Sur le « Soizen » de Didier, le roulis associé aux odeurs de carburant provoquait le mal de mer chez Valentin, Victoire et Louis. Malgré tout, nos marins en herbe rapportaient treize poissons évidés et nettoyés par Mané sur la terrasse ensoleillée, préparés par Nelly et servis par Xavier. Quel bonheur que de manger le produit de sa pêche! Les enfants avaient le regret que Nelly n’ait pas emporté Roméo, prénom de son magimix. Grâce à lui, voici quatre ans, après un retour de pêche, elle nous avait concocté une soupe de poissons que nous continuons de nous remémorer avec une nostalgie gourmande. Mais, par le train et pour seulement deux petits jours, Nelly n’allait pas faire voyager Roméo, resté à Lyon.
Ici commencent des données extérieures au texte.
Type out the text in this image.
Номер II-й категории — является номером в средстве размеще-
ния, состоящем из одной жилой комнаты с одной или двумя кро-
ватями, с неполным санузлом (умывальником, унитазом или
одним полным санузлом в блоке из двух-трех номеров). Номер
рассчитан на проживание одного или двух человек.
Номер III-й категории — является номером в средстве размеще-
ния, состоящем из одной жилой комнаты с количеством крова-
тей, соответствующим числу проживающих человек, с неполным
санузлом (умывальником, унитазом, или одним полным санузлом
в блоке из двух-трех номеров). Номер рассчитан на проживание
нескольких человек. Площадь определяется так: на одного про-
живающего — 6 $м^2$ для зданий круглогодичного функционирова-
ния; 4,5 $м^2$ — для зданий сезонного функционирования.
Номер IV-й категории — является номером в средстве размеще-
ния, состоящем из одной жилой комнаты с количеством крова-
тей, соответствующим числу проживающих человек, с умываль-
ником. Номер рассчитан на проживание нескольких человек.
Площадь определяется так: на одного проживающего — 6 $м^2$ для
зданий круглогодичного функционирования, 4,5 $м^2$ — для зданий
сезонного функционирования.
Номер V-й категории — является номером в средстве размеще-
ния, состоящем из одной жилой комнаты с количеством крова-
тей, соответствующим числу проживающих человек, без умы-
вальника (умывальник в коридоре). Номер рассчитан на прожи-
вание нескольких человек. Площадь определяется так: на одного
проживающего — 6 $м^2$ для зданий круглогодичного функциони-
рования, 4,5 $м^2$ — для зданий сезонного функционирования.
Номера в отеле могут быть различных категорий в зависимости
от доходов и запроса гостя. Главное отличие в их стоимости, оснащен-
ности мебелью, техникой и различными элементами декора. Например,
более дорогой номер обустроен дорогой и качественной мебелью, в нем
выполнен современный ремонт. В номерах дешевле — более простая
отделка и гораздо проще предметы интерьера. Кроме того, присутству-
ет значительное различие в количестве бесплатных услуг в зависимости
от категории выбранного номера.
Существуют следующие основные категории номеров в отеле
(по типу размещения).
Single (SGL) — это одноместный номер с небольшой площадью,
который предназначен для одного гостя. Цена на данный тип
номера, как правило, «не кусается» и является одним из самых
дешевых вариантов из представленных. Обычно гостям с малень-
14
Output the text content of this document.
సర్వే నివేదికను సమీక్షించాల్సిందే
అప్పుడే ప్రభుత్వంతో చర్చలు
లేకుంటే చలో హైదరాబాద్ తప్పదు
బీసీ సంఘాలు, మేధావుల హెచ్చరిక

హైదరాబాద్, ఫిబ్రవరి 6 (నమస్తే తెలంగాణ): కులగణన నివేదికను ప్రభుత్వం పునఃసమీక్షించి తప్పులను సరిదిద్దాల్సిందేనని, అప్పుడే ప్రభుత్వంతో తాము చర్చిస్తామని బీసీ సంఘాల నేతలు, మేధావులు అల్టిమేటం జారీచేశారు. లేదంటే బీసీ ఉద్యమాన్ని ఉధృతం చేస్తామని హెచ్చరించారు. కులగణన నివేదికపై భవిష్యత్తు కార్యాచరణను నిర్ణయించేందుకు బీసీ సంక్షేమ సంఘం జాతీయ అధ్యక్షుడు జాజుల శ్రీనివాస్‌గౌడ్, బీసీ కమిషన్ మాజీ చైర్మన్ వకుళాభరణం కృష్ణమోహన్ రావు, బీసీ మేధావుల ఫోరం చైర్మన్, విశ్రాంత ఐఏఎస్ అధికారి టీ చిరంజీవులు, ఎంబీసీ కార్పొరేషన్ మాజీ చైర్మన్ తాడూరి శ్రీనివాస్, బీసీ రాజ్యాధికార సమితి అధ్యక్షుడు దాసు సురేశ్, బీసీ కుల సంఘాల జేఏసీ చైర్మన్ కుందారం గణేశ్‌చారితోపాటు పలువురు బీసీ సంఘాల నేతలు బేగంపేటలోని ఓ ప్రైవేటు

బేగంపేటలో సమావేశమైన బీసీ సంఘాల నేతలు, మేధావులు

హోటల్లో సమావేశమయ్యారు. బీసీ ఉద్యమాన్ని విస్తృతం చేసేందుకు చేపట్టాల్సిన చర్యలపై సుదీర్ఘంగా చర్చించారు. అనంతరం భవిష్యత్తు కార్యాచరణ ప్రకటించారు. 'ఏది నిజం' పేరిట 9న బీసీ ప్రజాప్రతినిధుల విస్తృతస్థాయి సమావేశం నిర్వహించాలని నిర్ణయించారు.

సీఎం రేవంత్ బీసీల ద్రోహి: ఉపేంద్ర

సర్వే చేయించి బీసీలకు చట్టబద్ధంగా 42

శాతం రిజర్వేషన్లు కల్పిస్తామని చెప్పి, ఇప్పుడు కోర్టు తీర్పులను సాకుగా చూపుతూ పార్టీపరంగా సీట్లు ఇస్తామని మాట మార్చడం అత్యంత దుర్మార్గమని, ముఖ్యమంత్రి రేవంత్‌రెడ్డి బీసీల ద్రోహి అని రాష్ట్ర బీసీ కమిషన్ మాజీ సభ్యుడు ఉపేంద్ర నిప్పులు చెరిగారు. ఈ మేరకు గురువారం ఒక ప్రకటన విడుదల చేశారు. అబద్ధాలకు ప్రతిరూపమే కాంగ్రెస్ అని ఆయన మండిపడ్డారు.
A Pont-Aven, Stéphane nous ayant une nouvelle fois entraînés dans une très belle promenade dans la forêt dont il avait sous-estimé la longueur, nous sommes passés à côté de la chapelle Notre-Dame de Trémalo dont le Christ à inspiré à Gauguin son Christ jaune à laquelle on accède en suivant la belle allée bordée de châtaigniers et de chênes, appelée « bois d’amour » et des très nombreuses galeries d’art.

Depuis que je suis enfant, notre père m’achète des langoustines pour mon anniversaire. A sa mort, c’est notre mère qui a pris le relais. En général, elle va les chercher au Guilvinec. Comme elle n’était pas avec nous cette année, c’est Stéphane qui me les a offertes. Hormis Céleste qui n’aime ni les crêpes ni les crustacés, nous nous sommes tous régalés! Le soir, avant l’heure des douches et au moment de l’apéritif cidre/rillettes de thon, Stéphane et les enfants disputaient des parties de scrabble ou de Monopoly (sans Stéphane). Xavier, lui, s’occupait du feu de cheminée et sortait de sa housse sa guitare pour nous jouer des airs bretons ou brésiliens.

Même si c’est objectivement fatigant de partir avec autant d’enfants, c’est magique de les voir s’entendre si bien, participer aux mêmes activités dans de grands éclats de rire, transformer la salle de bains en salon de coiffure et être obligés de se serrer pour tous tenir autour de la table pourtant grande.

La veille du départ, Xavier et Nelly m’offraient du champagne rosé, un chouette tee-shirt orange et un sachet de chamallows colorés. J’étais heureuse de fêter en leur compagnie mon anniversaire que je n’aurais pas le coeur de célébrer le dimanche. J’ai toujours un peu de mal à regagner le plateau, à retrouver la maison, mon Ar Men, ma prison. Ma soeur et moi avons hérité de notre père un rapport un peu compliqué aux anniversaires. Par ailleurs, cette année, j’entre dans une nouvelle décade qui ne vaut rien aux membres de notre famille. La fidélité à certains héritages familiaux explique malheureusement des chaînes de suicides ou certains types de maladie. Je l’ai déjà trop vu dans mon métier de sophrologue en sabots!

La mort de mon beau-père le jour de mon anniversaire en 2012 n’a pas été pour rendre plus facile la traversée des 27 octobre. J’ai beau savoir que mon mari n’y attache pas d’importance particulière, que son frère m’a dit que les vivants l’emportaient sur ceux qui étaient partis et ma belle-mère qu’elle voyait ce jour comme celui d’une double naissance: la mienne et celle de son mari dans la vie éternelle, je ne vis plus cette date dans la joie. Mais j’accueille les attentions délicates de nos deux filles, de mon mari et ai un immense plaisir à recevoir des petits messages affectueux de mes proches.

En fait, pour bien traverser un anniversaire, j’ai besoin d’une grande fête réunissant tous ceux que j’aime. Cette année, j’avais eu le projet que Stéphane et moi fêtions nos cent ans et nos vingt ans de mariage mais un évènement triste et notre fatigue récurrente m’ont conduite à renoncer à une vraie grande fête. L’an prochain, nous pourrons alors fêter les vingt ans de notre départ pour notre voyage autour du monde et si les amis que nous avons rencontrés pendant cette grande respiration pouvaient être des nôtres ce serait vraiment merveilleux!